Methods
for Reducing Disclosure Risks When Sharing Data:
Overview of
Computer Science Methods
Like
statisticians, computer scientists conduct research on privacy and
confidentiality. A first area is secure distributed computing. In
this scenario, multiple parties (e.g., companies, government
agencies) own different data sources. The parties seek to allow one
another, and possibly others, to analyze the combined data without
actually revealing their own data. Computer scientists have developed
algorithms and protocols to facilitate this form of data sharing. A
second active area is designing systems that answer queries without
revealing sensitive data. Typically, the protection in these systems
derives from withholding information to selected queries or from
perturbing outputs of queries. A third area overlaps largely with
research in statistical disclosure limitation: developing measures of
disclosure risk and data usefulness, and creating methods for
altering individual data values to protect confidentiality. Research
in these three topics is often called privacy preserving data mining
in the computer science literature.
Below are introductions
to these three topics. Computer scientists also work extensively on
information security, for example encrypting data to prevent hackers
from learning sensitive information stored on computing systems. The
literature on information security is vast, and we do not cover it
here.
1. Secure Distributed
Computing
When two or more parties seek
to compute specific functions of their combined data, they can use
protocols from secure multi-party computation. Although there are
many protocols, the secure summation protocol illustrates the
approach. Suppose that K groups own one data value each, and the
groups want to compute the sum of the K elements without revealing
the individual data values. The first party selects a very large
random number, say R,
and adds their data element x
to it. The first party then sends S
= R+x
to the second party, which adds its value y
to S
and passes this sum to the third party. The process continues until
party K adds its value and returns the sum to the first party, which
can subtract R
to obtain the sum. It then shares the sum with the other parties.
A
summary of secure multi-party computation, including some key
references, can be found at Latanya
Sweeney's data privacy lab website.
Secure summation protocols can be used to estimate parameters of a
variety of statistical models; see Karr, et
al. (2007,
Technometrics,
49, 335 - 345) for a review.
2. Secure query systems
In a secure query system, users
submit requests for functions of the data, but they are not allowed
to see or download the individual records in the database. Additional
protections are needed because some queries can result in
disclosures; an obvious example is a direct query for a particular
record's sensitive data. To protect confidentiality, designers of
query systems take one, or both, of the following approaches. First,
they do not give answers to all queries. Specifying the unanswerable
set is a challenging problem because of the potential for interaction
among queries, i.e., the results of one query when combined with
another may lead to disclosures. Second, they perturb the output of
the query--not the data themselves--by aggregating or adding noise.

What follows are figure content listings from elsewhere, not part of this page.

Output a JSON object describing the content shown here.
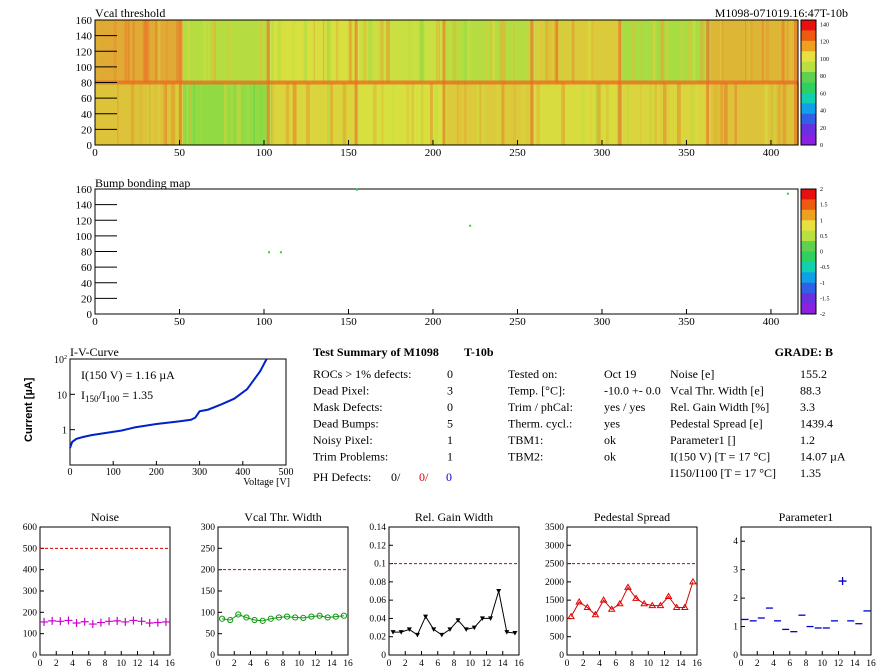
{
  "colors": {
    "map_low": "#7a1ee0",
    "map_mid": "#2ad04a",
    "map_high": "#e82010",
    "noise": "#cc00cc",
    "vcal": "#119911",
    "gain": "#000000",
    "pedestal": "#dd0000",
    "param": "#0000cc",
    "iv": "#0022cc",
    "limit": "#cc0000",
    "ph_red": "#dd0000",
    "ph_blue": "#0000cc"
  },
  "header": {
    "vcal_title": "Vcal threshold",
    "module_id": "M1098-071019.16:47T-10b",
    "bump_title": "Bump bonding map"
  },
  "summary": {
    "title": "Test Summary of M1098",
    "tag": "T-10b",
    "grade": "GRADE:  B",
    "left": [
      {
        "label": "ROCs > 1% defects:",
        "value": "0"
      },
      {
        "label": "Dead Pixel:",
        "value": "3"
      },
      {
        "label": "Mask Defects:",
        "value": "0"
      },
      {
        "label": "Dead Bumps:",
        "value": "5"
      },
      {
        "label": "Noisy Pixel:",
        "value": "1"
      },
      {
        "label": "Trim Problems:",
        "value": "1"
      }
    ],
    "ph": {
      "label": "PH Defects:",
      "v1": "0/",
      "v2": "0/",
      "v3": "0"
    },
    "mid": [
      {
        "label": "Tested on:",
        "value": "Oct 19"
      },
      {
        "label": "Temp. [°C]:",
        "value": "-10.0 +- 0.0"
      },
      {
        "label": "Trim / phCal:",
        "value": "yes / yes"
      },
      {
        "label": "Therm. cycl.:",
        "value": "yes"
      },
      {
        "label": "TBM1:",
        "value": "ok"
      },
      {
        "label": "TBM2:",
        "value": "ok"
      }
    ],
    "right": [
      {
        "label": "Noise [e]",
        "value": "155.2"
      },
      {
        "label": "Vcal Thr. Width [e]",
        "value": "88.3"
      },
      {
        "label": "Rel. Gain Width [%]",
        "value": "3.3"
      },
      {
        "label": "Pedestal Spread [e]",
        "value": "1439.4"
      },
      {
        "label": "Parameter1 []",
        "value": "1.2"
      },
      {
        "label": "I(150 V)  [T = 17 °C]",
        "value": "14.07 µA"
      },
      {
        "label": "I150/I100  [T = 17 °C]",
        "value": "1.35"
      }
    ]
  },
  "chart_data": [
    {
      "type": "heatmap",
      "title": "Vcal threshold",
      "xlim": [
        0,
        416
      ],
      "ylim": [
        0,
        160
      ],
      "xticks": [
        0,
        50,
        100,
        150,
        200,
        250,
        300,
        350,
        400
      ],
      "yticks": [
        0,
        20,
        40,
        60,
        80,
        100,
        120,
        140,
        160
      ],
      "zticks": [
        0,
        20,
        40,
        60,
        80,
        100,
        120,
        140
      ],
      "roc_mean_top": [
        118,
        100,
        105,
        103,
        100,
        110,
        98,
        115
      ],
      "roc_mean_bottom": [
        112,
        95,
        108,
        105,
        110,
        106,
        108,
        112
      ]
    },
    {
      "type": "heatmap",
      "title": "Bump bonding map",
      "xlim": [
        0,
        416
      ],
      "ylim": [
        0,
        160
      ],
      "xticks": [
        0,
        50,
        100,
        150,
        200,
        250,
        300,
        350,
        400
      ],
      "yticks": [
        0,
        20,
        40,
        60,
        80,
        100,
        120,
        140,
        160
      ],
      "zticks": [
        "2",
        "1.5",
        "1",
        "0.5",
        "0",
        "-0.5",
        "-1",
        "-1.5",
        "-2"
      ],
      "points": [
        [
          103,
          79
        ],
        [
          110,
          79
        ],
        [
          155,
          159
        ],
        [
          222,
          113
        ],
        [
          410,
          154
        ]
      ]
    },
    {
      "type": "line",
      "title": "I-V-Curve",
      "xlabel": "Voltage [V]",
      "ylabel": "Current [µA]",
      "log_y": true,
      "xlim": [
        0,
        500
      ],
      "ylim": [
        0.1,
        100
      ],
      "xticks": [
        0,
        100,
        200,
        300,
        400,
        500
      ],
      "annotations": [
        "I(150 V) = 1.16 µA",
        "I150/I100 =  1.35"
      ],
      "x": [
        0,
        5,
        15,
        30,
        50,
        80,
        120,
        150,
        200,
        250,
        280,
        290,
        300,
        320,
        350,
        380,
        410,
        440,
        455
      ],
      "y": [
        0.3,
        0.45,
        0.55,
        0.62,
        0.7,
        0.8,
        0.95,
        1.16,
        1.45,
        1.7,
        1.9,
        2.2,
        3.3,
        3.7,
        5.2,
        7.5,
        14,
        45,
        100
      ]
    },
    {
      "type": "scatter",
      "title": "Noise",
      "xlim": [
        0,
        16
      ],
      "ylim": [
        0,
        600
      ],
      "xticks": [
        0,
        2,
        4,
        6,
        8,
        10,
        12,
        14,
        16
      ],
      "yticks": [
        0,
        100,
        200,
        300,
        400,
        500,
        600
      ],
      "limit": 500,
      "x": [
        0,
        1,
        2,
        3,
        4,
        5,
        6,
        7,
        8,
        9,
        10,
        11,
        12,
        13,
        14,
        15
      ],
      "y": [
        155,
        160,
        158,
        162,
        150,
        156,
        145,
        152,
        158,
        160,
        155,
        162,
        158,
        150,
        152,
        155
      ]
    },
    {
      "type": "line",
      "title": "Vcal Thr. Width",
      "xlim": [
        0,
        16
      ],
      "ylim": [
        0,
        300
      ],
      "xticks": [
        0,
        2,
        4,
        6,
        8,
        10,
        12,
        14,
        16
      ],
      "yticks": [
        0,
        50,
        100,
        150,
        200,
        250,
        300
      ],
      "limit": 200,
      "x": [
        0,
        1,
        2,
        3,
        4,
        5,
        6,
        7,
        8,
        9,
        10,
        11,
        12,
        13,
        14,
        15
      ],
      "y": [
        85,
        82,
        95,
        88,
        82,
        80,
        85,
        88,
        90,
        88,
        87,
        90,
        92,
        88,
        90,
        92
      ]
    },
    {
      "type": "line",
      "title": "Rel. Gain Width",
      "xlim": [
        0,
        16
      ],
      "ylim": [
        0,
        0.14
      ],
      "xticks": [
        0,
        2,
        4,
        6,
        8,
        10,
        12,
        14,
        16
      ],
      "yticks": [
        "0",
        "0.02",
        "0.04",
        "0.06",
        "0.08",
        "0.1",
        "0.12",
        "0.14"
      ],
      "limit": 0.1,
      "x": [
        0,
        1,
        2,
        3,
        4,
        5,
        6,
        7,
        8,
        9,
        10,
        11,
        12,
        13,
        14,
        15
      ],
      "y": [
        0.025,
        0.025,
        0.028,
        0.022,
        0.042,
        0.028,
        0.022,
        0.028,
        0.038,
        0.028,
        0.03,
        0.04,
        0.04,
        0.07,
        0.025,
        0.024
      ]
    },
    {
      "type": "line",
      "title": "Pedestal Spread",
      "xlim": [
        0,
        16
      ],
      "ylim": [
        0,
        3500
      ],
      "xticks": [
        0,
        2,
        4,
        6,
        8,
        10,
        12,
        14,
        16
      ],
      "yticks": [
        0,
        500,
        1000,
        1500,
        2000,
        2500,
        3000,
        3500
      ],
      "limit": 2500,
      "x": [
        0,
        1,
        2,
        3,
        4,
        5,
        6,
        7,
        8,
        9,
        10,
        11,
        12,
        13,
        14,
        15
      ],
      "y": [
        1050,
        1450,
        1300,
        1100,
        1500,
        1250,
        1400,
        1850,
        1550,
        1400,
        1350,
        1350,
        1600,
        1300,
        1300,
        2000
      ]
    },
    {
      "type": "scatter",
      "title": "Parameter1",
      "xlim": [
        0,
        16
      ],
      "ylim": [
        0,
        4.5
      ],
      "xticks": [
        0,
        2,
        4,
        6,
        8,
        10,
        12,
        14,
        16
      ],
      "yticks": [
        0,
        1,
        2,
        3,
        4
      ],
      "x": [
        0,
        1,
        2,
        3,
        4,
        5,
        6,
        7,
        8,
        9,
        10,
        11,
        12,
        13,
        14,
        15
      ],
      "y": [
        1.25,
        1.2,
        1.3,
        1.65,
        1.2,
        0.9,
        0.82,
        1.4,
        1.0,
        0.95,
        0.95,
        1.2,
        2.6,
        1.2,
        1.1,
        1.55
      ]
    }
  ]
}
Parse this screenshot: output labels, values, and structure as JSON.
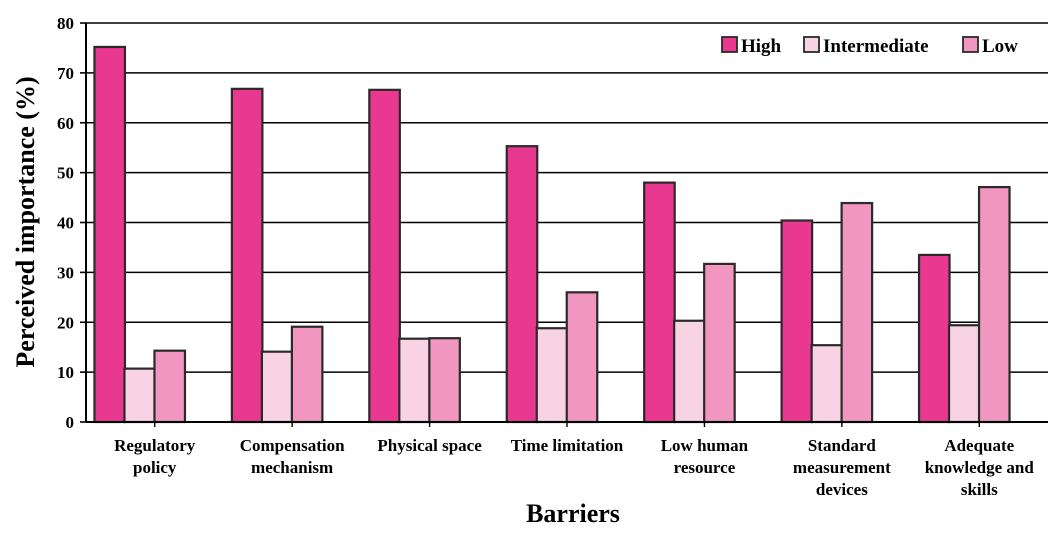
{
  "chart_data": {
    "type": "bar",
    "title": "",
    "xlabel": "Barriers",
    "ylabel": "Perceived importance (%)",
    "ylim": [
      0,
      80
    ],
    "yticks": [
      0,
      10,
      20,
      30,
      40,
      50,
      60,
      70,
      80
    ],
    "grid": "horizontal",
    "legend_position": "top-right",
    "categories": [
      [
        "Regulatory",
        "policy"
      ],
      [
        "Compensation",
        "mechanism"
      ],
      [
        "Physical space"
      ],
      [
        "Time limitation"
      ],
      [
        "Low human",
        "resource"
      ],
      [
        "Standard",
        "measurement",
        "devices"
      ],
      [
        "Adequate",
        "knowledge and",
        "skills"
      ]
    ],
    "series": [
      {
        "name": "High",
        "color": "#e8388f",
        "values": [
          75.2,
          66.8,
          66.6,
          55.3,
          48.0,
          40.4,
          33.5
        ]
      },
      {
        "name": "Intermediate",
        "color": "#f7d3e3",
        "values": [
          10.7,
          14.1,
          16.7,
          18.8,
          20.3,
          15.4,
          19.4
        ]
      },
      {
        "name": "Low",
        "color": "#f096c0",
        "values": [
          14.3,
          19.1,
          16.8,
          26.0,
          31.7,
          43.9,
          47.1
        ]
      }
    ]
  }
}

Computer scientists have developed theory on the types of
perturbations that best ensure protection. An excellent website on
this theory is maintained by Microsoft's
database privacy group.
3. Some risk metrics and
perturbation approaches
k-anonymity:
any released record cannot be distinguished from at least k-1
records in the database. Latanya
Sweeney's k-anonymity research
describes some of the algorithms used to achieve k-anonymity.
-
l-diversity:
all records with the same non-sensitive attributes have sufficient
variation of sensitive values. Computer
scientists at Cornell University
describe an algorithm for implementing l-diversity.
-
differential privacy:
complicated mathematically, but intuitively says that the risks of
disclosures of any individual's data do not meaningfully depend on
whether or not that individual is in the released database. Adam Smith has tutorial presentations on privacy in statistical databases on his research page.